The holiday season is upon us, and the Carolina Hurricanes have completed 23 games. Their record is 12-6-5 for 29 points and third in the Metropolitan Division.
The reigning division champions are 9 points behind the division leader, New Jersey Devils. Mind you, the Devils recently had a winning streak of 13 games.
In second, the New York Islanders have 30 points, but the Hurricanes have a game in hand and play in New York this month.
Moving forward, what are the realistic expectations for this group?
The Hurricanes had a phenomenal season last year, winning the division and putting up 116 points, which was third-most in the NHL and second-most in the Eastern Conference.
Goaltending leads the way in success, but a lot of players started to take big steps individually which translated to big team production.
So far this season, the puck has not gone in nearly as much for the Hurricanes. Whether this improves or not, it will certainly adjust expectations if the latter comes true.
Other than Martin Necas, Andrei Svechnikov, and Sebastian Aho, the big point producers are just not consistently present. Sure, some depth players have had strong seasons in Jordan Martinook and Stefan Noesen.
Goaltending has remained strong, but it would be asking a lot for the Hurricane’s goalkeepers to match last season’s production.
The organization has been able to confirm that they have the goalie of the future in Pyotr Kochetkov. Kochetkov has had a great opportunity to run with the majority of the recent starts due to some fantastic goaltending.
This team will only go as far as the production level from Necas and Svechnikov takes them.
It is a lot to ask of two young players but if this team is going to compete for the division again, these two players will not only have to continue the scoring but step it up a level.
This is not to say that these two players are not capable of that level, but consistency will be the key.
The off-season acquisition of Max Pacioretty was a strong move by Don Waddell but time will tell if Pacioretty will be able to be the same player after recovering from his injury.

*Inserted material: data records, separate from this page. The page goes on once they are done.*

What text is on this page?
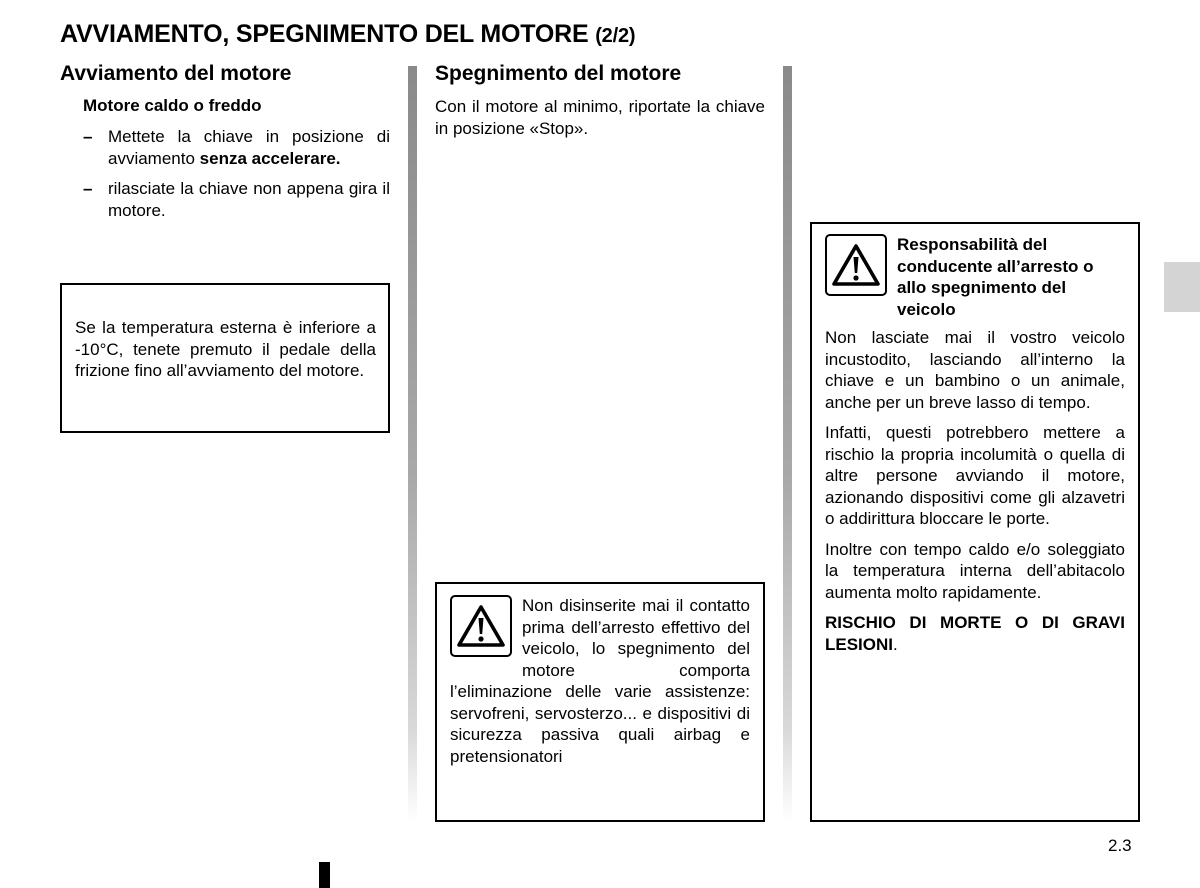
AVVIAMENTO, SPEGNIMENTO DEL MOTORE (2/2)
Avviamento del motore
Motore caldo o freddo
– Mettete la chiave in posizione di avviamento senza accelerare.
– rilasciate la chiave non appena gira il motore.
Se la temperatura esterna è inferiore a -10°C, tenete premuto il pedale della frizione fino all’avviamento del motore.
Spegnimento del motore
Con il motore al minimo, riportate la chiave in posizione «Stop».
Non disinserite mai il contatto prima dell’arresto effettivo del veicolo, lo spegnimento del motore comporta l’eliminazione delle varie assistenze: servofreni, servosterzo... e dispositivi di sicurezza passiva quali airbag e pretensionatori
Responsabilità del conducente all’arresto o allo spegnimento del veicolo

Non lasciate mai il vostro veicolo incustodito, lasciando all’interno la chiave e un bambino o un animale, anche per un breve lasso di tempo.

Infatti, questi potrebbero mettere a rischio la propria incolumità o quella di altre persone avviando il motore, azionando dispositivi come gli alzavetri o addirittura bloccare le porte.

Inoltre con tempo caldo e/o soleggiato la temperatura interna dell’abitacolo aumenta molto rapidamente.

RISCHIO DI MORTE O DI GRAVI LESIONI.

2.3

In theory, Pacioretty could be a game-changer for this team.
It is likely that Rod Brind’Amour and staff ease Pacioretty into the mix. In that case he will be arriving in the second half and ramping up to himself by the end of the regular season.

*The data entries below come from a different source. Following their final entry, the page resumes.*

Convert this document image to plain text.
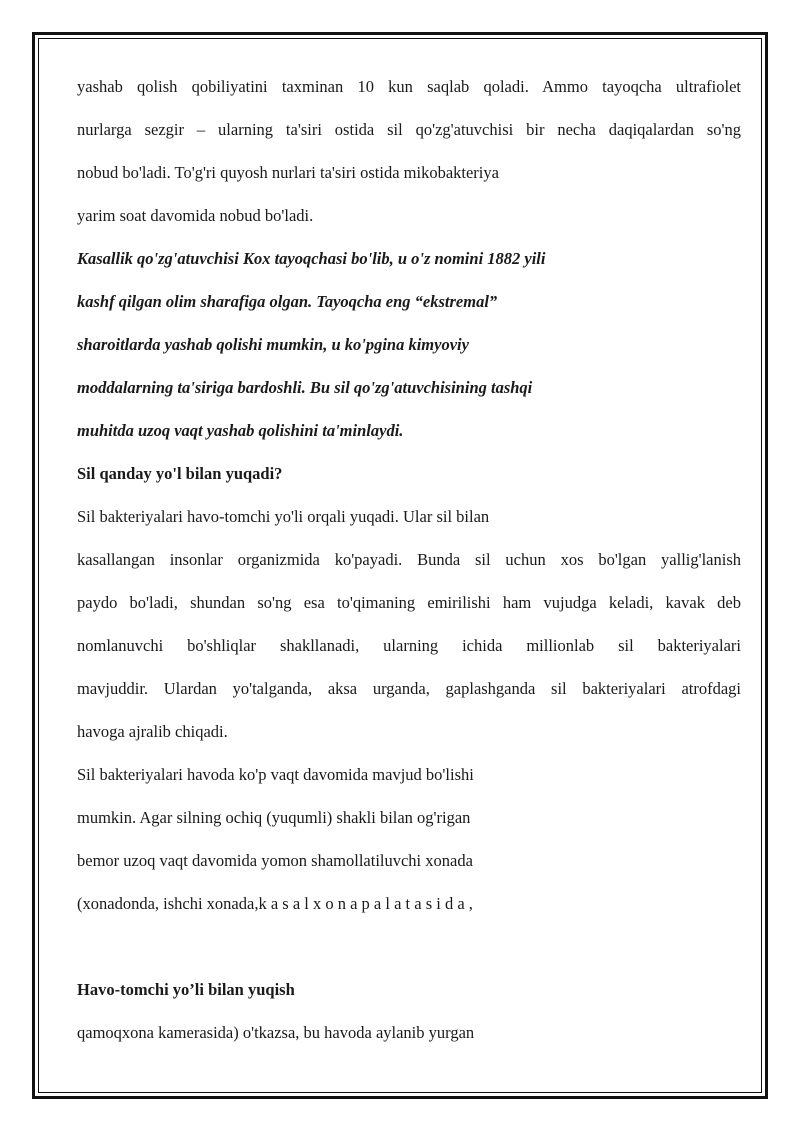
yashab qolish qobiliyatini taxminan 10 kun saqlab qoladi. Ammo tayoqcha ultrafiolet
nurlarga sezgir – ularning ta'siri ostida sil qo'zg'atuvchisi bir necha daqiqalardan so'ng
nobud bo'ladi. To'g'ri quyosh nurlari ta'siri ostida mikobakteriya
yarim soat davomida nobud bo'ladi.
Kasallik qo'zg'atuvchisi Kox tayoqchasi bo'lib, u o'z nomini 1882 yili
kashf qilgan olim sharafiga olgan. Tayoqcha eng “ekstremal”
sharoitlarda yashab qolishi mumkin, u ko'pgina kimyoviy
moddalarning ta'siriga bardoshli. Bu sil qo'zg'atuvchisining tashqi
muhitda uzoq vaqt yashab qolishini ta'minlaydi.
Sil qanday yo'l bilan yuqadi?
Sil bakteriyalari havo-tomchi yo'li orqali yuqadi. Ular sil bilan
kasallangan insonlar organizmida ko'payadi. Bunda sil uchun xos bo'lgan yallig'lanish
paydo bo'ladi, shundan so'ng esa to'qimaning emirilishi ham vujudga keladi, kavak deb
nomlanuvchi bo'shliqlar shakllanadi, ularning ichida millionlab sil bakteriyalari
mavjuddir. Ulardan yo'talganda, aksa urganda, gaplashganda sil bakteriyalari atrofdagi
havoga ajralib chiqadi.
Sil bakteriyalari havoda ko'p vaqt davomida mavjud bo'lishi
mumkin. Agar silning ochiq (yuqumli) shakli bilan og'rigan
bemor uzoq vaqt davomida yomon shamollatiluvchi xonada
(xonadonda, ishchi xonada,k a s a l x o n a p a l a t a s i d a ,
Havo-tomchi yo’li bilan yuqish
qamoqxona kamerasida) o'tkazsa, bu havoda aylanib yurgan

Fair to say that his impact on the regular season could be minimal but the playoffs could be a spot where he would be the difference maker in a series like the one against the New York Rangers last playoffs.
This is undoubtedly a strong team and one that has the capability of making a run for the Stanley Cup.

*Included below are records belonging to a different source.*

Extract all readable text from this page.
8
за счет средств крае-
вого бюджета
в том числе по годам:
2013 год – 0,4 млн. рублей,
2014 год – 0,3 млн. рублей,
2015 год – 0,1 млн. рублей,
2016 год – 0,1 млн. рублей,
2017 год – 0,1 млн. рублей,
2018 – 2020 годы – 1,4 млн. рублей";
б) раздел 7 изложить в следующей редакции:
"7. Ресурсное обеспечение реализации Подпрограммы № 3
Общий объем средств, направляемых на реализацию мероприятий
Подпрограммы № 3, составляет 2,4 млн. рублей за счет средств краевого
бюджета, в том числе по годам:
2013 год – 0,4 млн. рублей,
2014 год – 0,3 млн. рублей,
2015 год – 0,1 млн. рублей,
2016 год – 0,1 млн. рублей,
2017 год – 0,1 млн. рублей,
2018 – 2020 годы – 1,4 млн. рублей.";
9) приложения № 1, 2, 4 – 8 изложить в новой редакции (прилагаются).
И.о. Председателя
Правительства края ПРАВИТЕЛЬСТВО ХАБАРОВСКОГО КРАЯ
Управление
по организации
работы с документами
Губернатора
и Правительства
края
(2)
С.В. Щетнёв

Brind’Amour’s style of play translates well in playoff hockey, but the scoring depth will need to come alive to compete with the top teams in the Eastern Conference, not to mention the Western Conference champions.
The cap situation will leave this group as the ones that will go to battle for the remainder of the season.
Getting to the “dance” is all you can ask for as a team and from there, anything can happen.